Certain rules need to be remembered:
a) n resistors connected in series: R_e = R_1+R_2+\dotsc + R_n
b)m resistors connected in parallel: \frac{1}{R_e} =\frac{1}{R_1}+\frac{1}{R_2} + \dotsc +\frac{1}{R_m}
tip:
In the case when the values of the resistors are the same, it is nice to know that for 2 resistors with the value R in series, the equivalent is 2 \cdot R the resistor value, but when the resistors are in parallel, the equivalent is \frac{1}{2} \cdot R .
So in this situation, the equivalent resistance is R_e = 4\Omega + \frac{1}{2} \cdot 4\Omega = 4\Omega + 2\Omega = 6\Omega
In order to get the current value in Y we need to take the voltage and divide it by the equivalent resistance: I_Y = \frac{12V}{R_e} =\frac{12V}{6\Omega}=2A
Having this in mind, we will automatically cross the solutions (A), (B) and (D) and incorrect.

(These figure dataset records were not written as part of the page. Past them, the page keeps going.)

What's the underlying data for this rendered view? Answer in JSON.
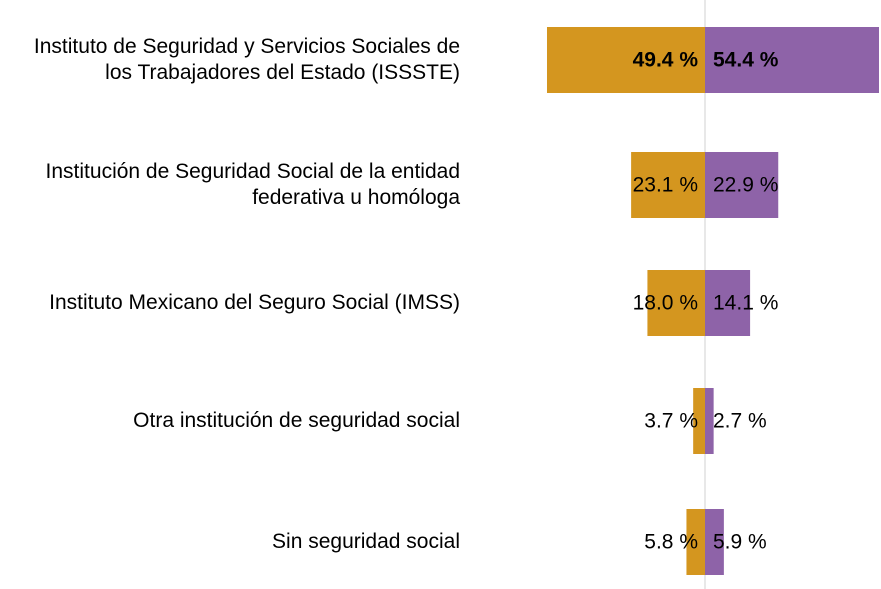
{
  "chart_data": {
    "type": "butterfly",
    "categories": [
      "Instituto de Seguridad y Servicios Sociales de los Trabajadores del Estado (ISSSTE)",
      "Institución de Seguridad Social de la entidad federativa u homóloga",
      "Instituto Mexicano del Seguro Social (IMSS)",
      "Otra institución de seguridad social",
      "Sin seguridad social"
    ],
    "series": [
      {
        "color": "#D4961F",
        "values": [
          49.4,
          23.1,
          18.0,
          3.7,
          5.8
        ],
        "value_labels": [
          "49.4 %",
          "23.1 %",
          "18.0 %",
          "3.7 %",
          "5.8 %"
        ]
      },
      {
        "color": "#8E63A8",
        "values": [
          54.4,
          22.9,
          14.1,
          2.7,
          5.9
        ],
        "value_labels": [
          "54.4 %",
          "22.9 %",
          "14.1 %",
          "2.7 %",
          "5.9 %"
        ]
      }
    ]
  }
}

Looking at the solutions (B) and (E) we can see that the difference is in the Z meter, so we will calculate this value.
To calculate the voltage on Z we need to know the rules of the voltage divider:
V_Z = \frac{R_Z}{R_e} \cdot 12V = \frac{4\Omega}{6\Omega} \cdot 12V = 4 \cdot 2V = 8V \to V_Z = 8V
Which means that the right solution is (C)